The emphasis in the stories that inform Biska: is on the legendary realm where the supernatural once made contact with Bhaktapur—at a particular moment of real historical time and at a point of earthly space—for the purposes of locating or ordering that city. The events of the legends happened only once, although they must be repeatedly memorialized. In Mohani the explanatory stories of the central narrative take place within a thoroughly transcendent and timeless mythic realm—with no relation to terrestrial time and space—where a battle is taking place in which the city must actively and magically participate each year, over and over again. The presence and force of the "supernatural" is quite different in the two structural focal festivals.
8. Rhetoric.
We are concerned everywhere in this study with those aspects of symbolic form in Bhaktapur that are presumably significant to its citizens. It is not enough for such forms to be meaningful, they must also be engaging . For this a sort of rhetoric of symbolic form is necessary. We have noted some miscellaneous engaging devices: the advertised mystery of the Jaki Gwa and the whereabouts of the "true" Bhairava jatra image, the ambiguity and psychic resonances stirred by the princess whose nose (or vagina) hides snakes, the hesitation between sex and aggression in the ambiguous banging together of Bhairava and Bhadrakali[*] , and the fascination of watching the major figures in the hierarchical order symbolized by themselves. To jeopardize the symbol of a king is one thing; to jeopardize the king himself is something more.
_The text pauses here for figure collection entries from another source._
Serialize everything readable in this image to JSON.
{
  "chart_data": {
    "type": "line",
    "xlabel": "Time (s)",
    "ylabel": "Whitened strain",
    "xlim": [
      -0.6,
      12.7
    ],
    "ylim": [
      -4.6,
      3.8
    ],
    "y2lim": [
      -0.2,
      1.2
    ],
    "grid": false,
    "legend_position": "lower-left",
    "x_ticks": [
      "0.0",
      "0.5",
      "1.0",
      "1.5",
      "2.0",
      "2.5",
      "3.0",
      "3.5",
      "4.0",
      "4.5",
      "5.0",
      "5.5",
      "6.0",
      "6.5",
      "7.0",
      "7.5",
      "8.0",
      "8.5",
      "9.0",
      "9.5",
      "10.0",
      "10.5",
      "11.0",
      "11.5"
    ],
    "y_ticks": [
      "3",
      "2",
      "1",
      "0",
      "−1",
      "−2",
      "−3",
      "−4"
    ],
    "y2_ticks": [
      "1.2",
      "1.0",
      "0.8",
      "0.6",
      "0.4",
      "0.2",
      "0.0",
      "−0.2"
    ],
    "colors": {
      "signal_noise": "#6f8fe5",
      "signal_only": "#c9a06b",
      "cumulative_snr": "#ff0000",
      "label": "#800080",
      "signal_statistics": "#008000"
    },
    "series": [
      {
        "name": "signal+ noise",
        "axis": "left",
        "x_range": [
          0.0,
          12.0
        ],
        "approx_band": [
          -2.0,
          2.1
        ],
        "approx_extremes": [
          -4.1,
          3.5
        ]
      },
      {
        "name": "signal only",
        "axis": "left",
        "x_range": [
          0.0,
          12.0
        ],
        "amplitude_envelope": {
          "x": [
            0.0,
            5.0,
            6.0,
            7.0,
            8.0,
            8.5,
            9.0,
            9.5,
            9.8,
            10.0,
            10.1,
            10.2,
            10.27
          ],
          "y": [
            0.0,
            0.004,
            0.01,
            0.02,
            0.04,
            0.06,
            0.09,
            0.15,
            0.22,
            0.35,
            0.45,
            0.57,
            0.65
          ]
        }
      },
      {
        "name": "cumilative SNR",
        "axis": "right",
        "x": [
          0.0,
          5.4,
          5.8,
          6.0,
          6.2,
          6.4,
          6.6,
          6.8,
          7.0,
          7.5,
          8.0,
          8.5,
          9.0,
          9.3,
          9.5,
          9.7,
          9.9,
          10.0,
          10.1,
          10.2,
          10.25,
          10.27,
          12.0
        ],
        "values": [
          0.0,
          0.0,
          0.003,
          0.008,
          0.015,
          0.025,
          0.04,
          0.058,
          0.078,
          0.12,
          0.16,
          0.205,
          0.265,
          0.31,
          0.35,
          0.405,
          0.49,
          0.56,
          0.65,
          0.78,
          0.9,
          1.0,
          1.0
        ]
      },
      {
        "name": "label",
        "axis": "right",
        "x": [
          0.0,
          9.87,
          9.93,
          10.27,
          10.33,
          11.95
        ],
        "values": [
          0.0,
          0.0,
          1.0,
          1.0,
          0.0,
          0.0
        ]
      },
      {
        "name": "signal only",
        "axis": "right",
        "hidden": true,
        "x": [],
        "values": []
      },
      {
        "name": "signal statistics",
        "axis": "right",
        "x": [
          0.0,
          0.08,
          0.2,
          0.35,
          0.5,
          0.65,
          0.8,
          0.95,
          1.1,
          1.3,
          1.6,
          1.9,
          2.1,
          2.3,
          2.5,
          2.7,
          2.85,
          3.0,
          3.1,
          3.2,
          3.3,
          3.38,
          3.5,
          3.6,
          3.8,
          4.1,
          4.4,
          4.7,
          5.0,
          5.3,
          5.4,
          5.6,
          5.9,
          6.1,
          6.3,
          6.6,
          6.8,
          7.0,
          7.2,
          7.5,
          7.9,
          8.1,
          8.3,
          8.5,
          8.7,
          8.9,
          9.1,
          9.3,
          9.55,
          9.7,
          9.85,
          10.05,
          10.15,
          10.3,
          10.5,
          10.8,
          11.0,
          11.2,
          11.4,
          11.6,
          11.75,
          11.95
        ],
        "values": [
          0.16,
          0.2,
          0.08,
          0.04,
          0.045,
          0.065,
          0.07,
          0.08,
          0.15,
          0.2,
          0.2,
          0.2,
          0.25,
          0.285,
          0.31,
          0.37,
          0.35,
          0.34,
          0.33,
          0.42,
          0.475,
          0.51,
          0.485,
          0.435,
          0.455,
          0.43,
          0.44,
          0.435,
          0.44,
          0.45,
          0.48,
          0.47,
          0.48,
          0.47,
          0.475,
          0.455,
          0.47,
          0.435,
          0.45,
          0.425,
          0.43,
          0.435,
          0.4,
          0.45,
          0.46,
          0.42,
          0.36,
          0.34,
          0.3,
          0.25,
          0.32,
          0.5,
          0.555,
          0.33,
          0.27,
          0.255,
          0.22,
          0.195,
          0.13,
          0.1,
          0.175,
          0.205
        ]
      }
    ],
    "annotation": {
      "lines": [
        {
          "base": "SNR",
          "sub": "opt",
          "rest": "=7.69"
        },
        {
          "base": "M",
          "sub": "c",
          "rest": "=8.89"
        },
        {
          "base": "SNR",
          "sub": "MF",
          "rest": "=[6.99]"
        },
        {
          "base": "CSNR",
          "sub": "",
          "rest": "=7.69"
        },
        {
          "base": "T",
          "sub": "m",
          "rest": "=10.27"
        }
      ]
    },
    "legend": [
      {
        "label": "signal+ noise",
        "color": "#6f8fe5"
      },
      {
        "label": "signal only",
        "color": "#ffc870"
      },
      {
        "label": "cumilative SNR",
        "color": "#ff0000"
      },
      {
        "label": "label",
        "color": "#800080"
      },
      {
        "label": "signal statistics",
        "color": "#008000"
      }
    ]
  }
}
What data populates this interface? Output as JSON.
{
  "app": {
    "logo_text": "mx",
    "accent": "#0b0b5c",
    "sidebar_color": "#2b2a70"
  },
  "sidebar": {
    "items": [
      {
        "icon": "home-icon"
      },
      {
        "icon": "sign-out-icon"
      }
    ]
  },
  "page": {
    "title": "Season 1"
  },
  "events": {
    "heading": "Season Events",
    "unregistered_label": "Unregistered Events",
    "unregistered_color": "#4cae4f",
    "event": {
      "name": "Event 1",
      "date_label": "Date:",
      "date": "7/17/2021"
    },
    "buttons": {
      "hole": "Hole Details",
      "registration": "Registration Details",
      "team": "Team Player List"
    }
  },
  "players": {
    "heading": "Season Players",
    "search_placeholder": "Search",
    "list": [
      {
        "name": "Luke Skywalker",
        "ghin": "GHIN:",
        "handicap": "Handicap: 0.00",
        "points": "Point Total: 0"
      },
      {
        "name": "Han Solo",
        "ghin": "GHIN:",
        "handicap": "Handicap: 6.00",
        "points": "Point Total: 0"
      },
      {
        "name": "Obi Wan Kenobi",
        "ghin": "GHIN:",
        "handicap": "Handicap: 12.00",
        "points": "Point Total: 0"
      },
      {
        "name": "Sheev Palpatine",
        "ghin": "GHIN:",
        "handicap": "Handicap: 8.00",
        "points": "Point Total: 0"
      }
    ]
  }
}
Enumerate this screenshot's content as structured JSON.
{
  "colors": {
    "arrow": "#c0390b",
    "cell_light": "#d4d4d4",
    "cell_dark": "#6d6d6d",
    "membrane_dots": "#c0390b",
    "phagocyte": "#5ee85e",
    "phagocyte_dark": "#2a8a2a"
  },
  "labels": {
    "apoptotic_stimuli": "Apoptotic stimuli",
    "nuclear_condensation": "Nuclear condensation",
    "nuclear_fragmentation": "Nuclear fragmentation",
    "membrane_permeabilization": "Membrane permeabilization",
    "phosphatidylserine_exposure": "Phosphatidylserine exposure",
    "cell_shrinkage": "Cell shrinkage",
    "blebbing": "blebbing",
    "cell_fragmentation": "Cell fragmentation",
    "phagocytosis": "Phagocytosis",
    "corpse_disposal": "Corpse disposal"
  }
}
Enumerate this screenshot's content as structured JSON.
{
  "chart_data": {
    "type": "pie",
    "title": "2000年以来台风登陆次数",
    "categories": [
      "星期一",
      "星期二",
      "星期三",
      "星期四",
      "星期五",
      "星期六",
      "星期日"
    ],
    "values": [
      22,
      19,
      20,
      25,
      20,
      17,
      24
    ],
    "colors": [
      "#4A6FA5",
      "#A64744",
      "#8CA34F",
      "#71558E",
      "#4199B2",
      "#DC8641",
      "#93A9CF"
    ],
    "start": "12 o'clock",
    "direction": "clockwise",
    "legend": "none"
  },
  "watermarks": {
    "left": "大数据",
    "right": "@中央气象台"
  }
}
One of the sources of the fascination of Biska: for the participants and, often the onlookers, is that it involves real risk. In its symbolization of conflict a movement can always occur, a breakdown, into real physical and social danger. Here marked symbolism is m danger of collapsing into real life.
9. The message.
It is possible to tease out of the drama or dramas of the city's various complex symbolic enactments, a task simplified somewhat when they are compared with each other, something like a central import or message, a message that is simple and redundantly presented. For Biska: this seems to be something like this: admire and
celebrate the civic order. That order may momentarily and frighteningly sway and lurch, but when the city works together—or refrains, really, from not working together, for the task is not difficult—and accepts the traditional directives of the mesocosmic order, it will all hold together; the space and personnel of the city will remain unified both in itself and in relation to the pulse of annual cyclical time. The main danger to civic order, in Biska:'s main narrative, and in contrast to other narratives, is civic strife, the danger of something going awry in the balance of those human forces that constitute the city.
Other aspects of disorder, those beyond the moral sphere of the city, are alluded to in Biska:'s legends. But Biska: in itself is not centrally concerned with them. That is the concern of the Devi cycle.